Falava da anthracita e da hulha, o lucto feito pedra, lembrança tragica de muitas éras orgulhosas do planeta, monumento da prehistoria das arvores, negro, que a industria dos homens devasta. Descrevia a escadaria dos terrenos, onde existe a pegada impressa do genio das metamorphoses, subindo, desde a vegetação florestal dos fetos até ao homem quaternario. Falava-nos de Cuvier e da procissão dos monstros resurgidos, caminho dos museus, o megatherio potente, tardo, balançando as passadas, sujo, descamando saibro e as concreções seccas do lodo diluviano, solemne, conscio da carga de seculos que transporia.

Vinha depois a alluvião moderna das zonas formadas, o solo fecundo, lavradio.
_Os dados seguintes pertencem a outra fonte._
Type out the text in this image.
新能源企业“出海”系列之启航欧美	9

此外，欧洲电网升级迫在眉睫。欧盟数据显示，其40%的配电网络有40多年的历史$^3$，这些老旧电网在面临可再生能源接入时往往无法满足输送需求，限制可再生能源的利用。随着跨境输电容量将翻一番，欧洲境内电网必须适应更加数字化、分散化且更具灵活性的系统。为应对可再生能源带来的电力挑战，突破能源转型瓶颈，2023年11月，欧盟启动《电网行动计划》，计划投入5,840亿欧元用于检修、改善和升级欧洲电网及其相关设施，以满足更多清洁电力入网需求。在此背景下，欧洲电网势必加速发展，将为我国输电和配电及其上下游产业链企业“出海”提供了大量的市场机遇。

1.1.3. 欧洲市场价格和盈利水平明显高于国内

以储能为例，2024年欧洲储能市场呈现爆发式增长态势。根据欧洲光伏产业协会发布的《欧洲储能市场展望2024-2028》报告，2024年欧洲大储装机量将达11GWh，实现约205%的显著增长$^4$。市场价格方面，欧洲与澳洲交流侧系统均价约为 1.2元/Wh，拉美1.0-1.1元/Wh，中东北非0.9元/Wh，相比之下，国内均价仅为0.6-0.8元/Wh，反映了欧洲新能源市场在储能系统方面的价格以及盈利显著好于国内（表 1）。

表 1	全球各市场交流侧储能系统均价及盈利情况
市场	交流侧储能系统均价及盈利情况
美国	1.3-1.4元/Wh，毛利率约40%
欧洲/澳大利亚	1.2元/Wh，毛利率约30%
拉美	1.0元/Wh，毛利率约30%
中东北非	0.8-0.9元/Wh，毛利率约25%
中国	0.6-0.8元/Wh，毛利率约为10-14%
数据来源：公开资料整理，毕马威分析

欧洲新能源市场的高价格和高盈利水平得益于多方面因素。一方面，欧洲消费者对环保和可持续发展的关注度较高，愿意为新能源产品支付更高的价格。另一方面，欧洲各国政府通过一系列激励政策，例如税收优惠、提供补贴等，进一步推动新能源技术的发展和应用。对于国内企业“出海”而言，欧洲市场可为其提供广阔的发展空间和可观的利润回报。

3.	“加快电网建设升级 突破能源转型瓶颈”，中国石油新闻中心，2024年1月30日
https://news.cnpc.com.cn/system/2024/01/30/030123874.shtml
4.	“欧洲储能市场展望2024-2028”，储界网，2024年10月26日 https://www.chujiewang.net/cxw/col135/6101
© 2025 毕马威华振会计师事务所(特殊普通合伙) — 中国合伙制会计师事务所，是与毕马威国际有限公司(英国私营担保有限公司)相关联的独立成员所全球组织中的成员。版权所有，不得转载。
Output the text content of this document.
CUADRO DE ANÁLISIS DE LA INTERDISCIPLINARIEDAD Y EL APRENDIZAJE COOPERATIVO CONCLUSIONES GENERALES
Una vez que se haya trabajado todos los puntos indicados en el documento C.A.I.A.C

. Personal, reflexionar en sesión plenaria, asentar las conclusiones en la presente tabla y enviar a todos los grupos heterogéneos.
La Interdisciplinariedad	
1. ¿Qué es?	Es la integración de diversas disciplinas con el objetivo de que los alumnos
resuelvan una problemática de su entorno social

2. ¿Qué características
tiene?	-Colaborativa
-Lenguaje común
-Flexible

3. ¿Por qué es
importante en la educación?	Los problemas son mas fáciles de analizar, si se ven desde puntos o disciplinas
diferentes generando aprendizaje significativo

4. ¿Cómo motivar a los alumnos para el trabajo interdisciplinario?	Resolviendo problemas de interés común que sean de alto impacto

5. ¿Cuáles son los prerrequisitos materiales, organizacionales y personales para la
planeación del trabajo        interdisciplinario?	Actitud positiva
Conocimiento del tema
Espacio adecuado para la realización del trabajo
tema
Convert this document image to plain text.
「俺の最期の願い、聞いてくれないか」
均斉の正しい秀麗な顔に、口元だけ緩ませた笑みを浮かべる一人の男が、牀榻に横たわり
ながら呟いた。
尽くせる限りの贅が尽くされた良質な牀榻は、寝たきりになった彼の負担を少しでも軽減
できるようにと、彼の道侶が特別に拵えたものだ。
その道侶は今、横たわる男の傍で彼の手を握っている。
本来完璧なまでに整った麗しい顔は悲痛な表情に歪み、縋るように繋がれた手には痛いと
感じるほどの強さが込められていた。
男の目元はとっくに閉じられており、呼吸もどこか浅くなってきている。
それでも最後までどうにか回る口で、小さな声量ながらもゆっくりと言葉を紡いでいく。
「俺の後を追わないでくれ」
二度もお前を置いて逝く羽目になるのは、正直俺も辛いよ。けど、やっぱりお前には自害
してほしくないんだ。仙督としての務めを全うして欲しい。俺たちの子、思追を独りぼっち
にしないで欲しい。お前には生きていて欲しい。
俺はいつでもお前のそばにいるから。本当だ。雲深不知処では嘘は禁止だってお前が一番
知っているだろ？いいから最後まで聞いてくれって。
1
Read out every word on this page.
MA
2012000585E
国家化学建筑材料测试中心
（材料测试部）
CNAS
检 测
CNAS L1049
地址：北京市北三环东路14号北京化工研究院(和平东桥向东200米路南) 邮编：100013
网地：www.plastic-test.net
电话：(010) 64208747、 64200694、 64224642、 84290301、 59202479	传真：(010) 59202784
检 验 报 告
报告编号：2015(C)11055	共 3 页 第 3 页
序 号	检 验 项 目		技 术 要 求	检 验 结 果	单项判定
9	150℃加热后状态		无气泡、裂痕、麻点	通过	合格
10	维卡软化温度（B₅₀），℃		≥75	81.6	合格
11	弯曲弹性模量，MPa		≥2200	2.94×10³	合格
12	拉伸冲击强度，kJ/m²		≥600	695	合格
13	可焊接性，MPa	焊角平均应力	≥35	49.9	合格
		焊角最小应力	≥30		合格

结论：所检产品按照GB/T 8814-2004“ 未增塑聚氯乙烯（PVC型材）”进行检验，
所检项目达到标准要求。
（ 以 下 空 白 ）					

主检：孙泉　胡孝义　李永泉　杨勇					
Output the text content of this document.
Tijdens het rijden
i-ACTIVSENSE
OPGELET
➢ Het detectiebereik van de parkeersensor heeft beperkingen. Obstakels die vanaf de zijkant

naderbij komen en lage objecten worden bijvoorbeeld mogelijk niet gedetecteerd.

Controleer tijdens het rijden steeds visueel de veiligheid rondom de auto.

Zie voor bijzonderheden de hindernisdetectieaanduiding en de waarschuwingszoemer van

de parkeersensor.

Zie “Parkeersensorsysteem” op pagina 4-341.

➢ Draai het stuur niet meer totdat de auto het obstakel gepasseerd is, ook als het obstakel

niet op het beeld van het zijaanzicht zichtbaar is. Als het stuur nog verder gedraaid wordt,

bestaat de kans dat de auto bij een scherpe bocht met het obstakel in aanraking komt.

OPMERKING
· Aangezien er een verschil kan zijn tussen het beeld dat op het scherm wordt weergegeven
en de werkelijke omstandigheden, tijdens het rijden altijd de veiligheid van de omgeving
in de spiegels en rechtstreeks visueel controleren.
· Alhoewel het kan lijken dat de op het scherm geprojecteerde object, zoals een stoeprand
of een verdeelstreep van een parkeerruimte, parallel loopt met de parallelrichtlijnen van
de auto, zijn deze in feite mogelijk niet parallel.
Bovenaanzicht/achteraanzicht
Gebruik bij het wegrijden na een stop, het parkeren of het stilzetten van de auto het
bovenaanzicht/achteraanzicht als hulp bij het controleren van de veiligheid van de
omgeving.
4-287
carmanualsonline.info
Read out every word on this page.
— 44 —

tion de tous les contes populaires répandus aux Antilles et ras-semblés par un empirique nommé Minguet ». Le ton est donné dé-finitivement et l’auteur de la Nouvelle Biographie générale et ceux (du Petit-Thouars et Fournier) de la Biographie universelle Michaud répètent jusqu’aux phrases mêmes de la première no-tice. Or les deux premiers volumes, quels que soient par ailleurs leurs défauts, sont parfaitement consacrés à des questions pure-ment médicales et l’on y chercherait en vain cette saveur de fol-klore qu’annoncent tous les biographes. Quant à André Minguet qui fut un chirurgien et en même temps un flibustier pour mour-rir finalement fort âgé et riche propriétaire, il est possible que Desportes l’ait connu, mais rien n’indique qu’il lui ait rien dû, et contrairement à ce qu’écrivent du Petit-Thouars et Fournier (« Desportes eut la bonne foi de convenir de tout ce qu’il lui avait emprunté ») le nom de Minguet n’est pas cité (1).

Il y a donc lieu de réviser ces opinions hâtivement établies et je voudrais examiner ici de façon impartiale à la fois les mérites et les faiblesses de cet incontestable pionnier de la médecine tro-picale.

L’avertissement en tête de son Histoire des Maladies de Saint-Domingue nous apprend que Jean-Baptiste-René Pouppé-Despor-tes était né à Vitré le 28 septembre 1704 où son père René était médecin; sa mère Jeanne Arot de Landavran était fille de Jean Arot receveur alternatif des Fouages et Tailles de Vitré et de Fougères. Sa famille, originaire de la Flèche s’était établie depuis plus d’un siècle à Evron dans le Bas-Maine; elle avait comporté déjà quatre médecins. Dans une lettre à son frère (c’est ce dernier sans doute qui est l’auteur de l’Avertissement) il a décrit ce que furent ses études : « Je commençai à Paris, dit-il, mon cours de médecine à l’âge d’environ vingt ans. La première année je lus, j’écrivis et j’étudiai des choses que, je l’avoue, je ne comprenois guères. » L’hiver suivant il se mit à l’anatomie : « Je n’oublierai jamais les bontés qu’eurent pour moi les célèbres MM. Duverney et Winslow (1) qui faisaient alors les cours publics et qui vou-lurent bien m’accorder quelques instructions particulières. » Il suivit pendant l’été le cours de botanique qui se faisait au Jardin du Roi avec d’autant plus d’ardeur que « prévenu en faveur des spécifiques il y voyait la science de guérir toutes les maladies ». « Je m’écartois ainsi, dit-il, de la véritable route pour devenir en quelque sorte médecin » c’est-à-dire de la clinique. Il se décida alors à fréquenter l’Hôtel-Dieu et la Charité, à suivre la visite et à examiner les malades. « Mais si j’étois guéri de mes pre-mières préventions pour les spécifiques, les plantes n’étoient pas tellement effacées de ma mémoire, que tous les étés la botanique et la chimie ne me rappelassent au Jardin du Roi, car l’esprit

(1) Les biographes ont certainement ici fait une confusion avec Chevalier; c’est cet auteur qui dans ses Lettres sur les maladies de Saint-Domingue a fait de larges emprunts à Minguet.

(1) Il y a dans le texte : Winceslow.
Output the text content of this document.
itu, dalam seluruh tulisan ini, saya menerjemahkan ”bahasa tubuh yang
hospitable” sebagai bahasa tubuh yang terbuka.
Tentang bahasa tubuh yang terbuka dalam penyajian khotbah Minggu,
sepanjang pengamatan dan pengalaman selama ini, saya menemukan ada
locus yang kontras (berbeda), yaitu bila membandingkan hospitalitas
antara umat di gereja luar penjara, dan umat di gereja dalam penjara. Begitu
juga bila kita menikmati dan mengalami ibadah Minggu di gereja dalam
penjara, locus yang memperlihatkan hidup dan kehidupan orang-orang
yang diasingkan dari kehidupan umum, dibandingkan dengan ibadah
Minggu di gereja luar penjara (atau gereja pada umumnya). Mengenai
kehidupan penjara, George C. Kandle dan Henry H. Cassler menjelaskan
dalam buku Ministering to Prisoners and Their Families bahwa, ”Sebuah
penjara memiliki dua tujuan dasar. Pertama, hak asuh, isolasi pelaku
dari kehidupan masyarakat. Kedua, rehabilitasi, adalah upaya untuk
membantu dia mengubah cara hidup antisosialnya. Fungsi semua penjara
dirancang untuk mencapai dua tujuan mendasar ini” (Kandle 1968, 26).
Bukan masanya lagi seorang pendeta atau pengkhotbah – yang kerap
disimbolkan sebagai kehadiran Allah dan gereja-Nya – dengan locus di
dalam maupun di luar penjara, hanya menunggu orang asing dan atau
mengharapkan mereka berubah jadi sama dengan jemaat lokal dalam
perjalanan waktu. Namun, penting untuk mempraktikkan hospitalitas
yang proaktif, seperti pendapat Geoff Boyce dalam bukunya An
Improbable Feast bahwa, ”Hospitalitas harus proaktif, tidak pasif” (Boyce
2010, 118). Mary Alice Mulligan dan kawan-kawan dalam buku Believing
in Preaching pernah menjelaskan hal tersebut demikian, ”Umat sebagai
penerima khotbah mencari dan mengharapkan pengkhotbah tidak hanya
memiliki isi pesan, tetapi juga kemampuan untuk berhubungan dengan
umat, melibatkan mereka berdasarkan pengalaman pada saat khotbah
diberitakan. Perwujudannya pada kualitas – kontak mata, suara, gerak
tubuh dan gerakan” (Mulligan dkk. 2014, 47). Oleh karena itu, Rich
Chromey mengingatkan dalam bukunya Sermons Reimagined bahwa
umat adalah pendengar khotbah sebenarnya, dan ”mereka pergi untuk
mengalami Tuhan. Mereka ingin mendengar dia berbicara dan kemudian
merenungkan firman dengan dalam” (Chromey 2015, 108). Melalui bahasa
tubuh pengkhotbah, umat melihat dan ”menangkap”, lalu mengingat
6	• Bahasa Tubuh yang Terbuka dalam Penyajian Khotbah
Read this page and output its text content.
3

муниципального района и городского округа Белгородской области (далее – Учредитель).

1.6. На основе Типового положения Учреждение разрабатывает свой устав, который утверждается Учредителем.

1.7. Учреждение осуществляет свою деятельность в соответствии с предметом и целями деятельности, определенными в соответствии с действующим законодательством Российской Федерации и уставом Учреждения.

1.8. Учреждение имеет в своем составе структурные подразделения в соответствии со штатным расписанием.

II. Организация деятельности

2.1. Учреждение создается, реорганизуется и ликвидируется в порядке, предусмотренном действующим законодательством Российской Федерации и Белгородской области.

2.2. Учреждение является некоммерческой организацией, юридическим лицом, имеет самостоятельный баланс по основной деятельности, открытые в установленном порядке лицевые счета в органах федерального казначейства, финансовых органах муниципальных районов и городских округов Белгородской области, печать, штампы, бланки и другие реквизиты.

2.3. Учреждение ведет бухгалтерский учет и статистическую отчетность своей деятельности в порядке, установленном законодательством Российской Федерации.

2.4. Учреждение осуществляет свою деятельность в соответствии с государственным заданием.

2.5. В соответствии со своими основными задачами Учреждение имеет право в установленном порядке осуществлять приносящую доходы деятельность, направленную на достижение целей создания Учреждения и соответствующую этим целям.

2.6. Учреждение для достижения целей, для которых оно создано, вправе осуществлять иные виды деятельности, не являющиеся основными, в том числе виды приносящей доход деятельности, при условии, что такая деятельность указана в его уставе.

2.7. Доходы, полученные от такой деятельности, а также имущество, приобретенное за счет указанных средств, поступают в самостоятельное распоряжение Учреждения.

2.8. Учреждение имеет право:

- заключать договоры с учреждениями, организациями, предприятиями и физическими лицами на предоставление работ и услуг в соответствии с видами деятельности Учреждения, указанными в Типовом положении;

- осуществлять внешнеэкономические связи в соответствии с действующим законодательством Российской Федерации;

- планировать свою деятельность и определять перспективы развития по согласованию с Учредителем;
E o mestre passava a descrever a vida na humidade, na semente, a evolução da floresta, o gozo universal da chlorophylla na luz. Falava-nos do cerne, o generoso madeiro, o tronco, que sangra em Dante, que sustenta nos mares o commercio, Neptuno inglez do tridente de ouro. Falava-nos da poesia ignorada da vegetação marinha nos abysmos, e da giesta, isolada nas altas neves, flôr do ermo, a degradada eterna do inaccessivel.

Depois, a historia dos brutos, os grandes bramidos de macho nas regiões virgens, os dramas do egoismo na selva, do egoismo rude da força que póde, cégo, formidavel, sagrado como a fatalidade. E corria inteira a serie das classificações, mostrando a vida no infinitesimo, a microbia invisivel, omnipotencia do numero, sociedade inconsciente da monada, solidaria para a morte e para as reconstrucções impereciveis da terra.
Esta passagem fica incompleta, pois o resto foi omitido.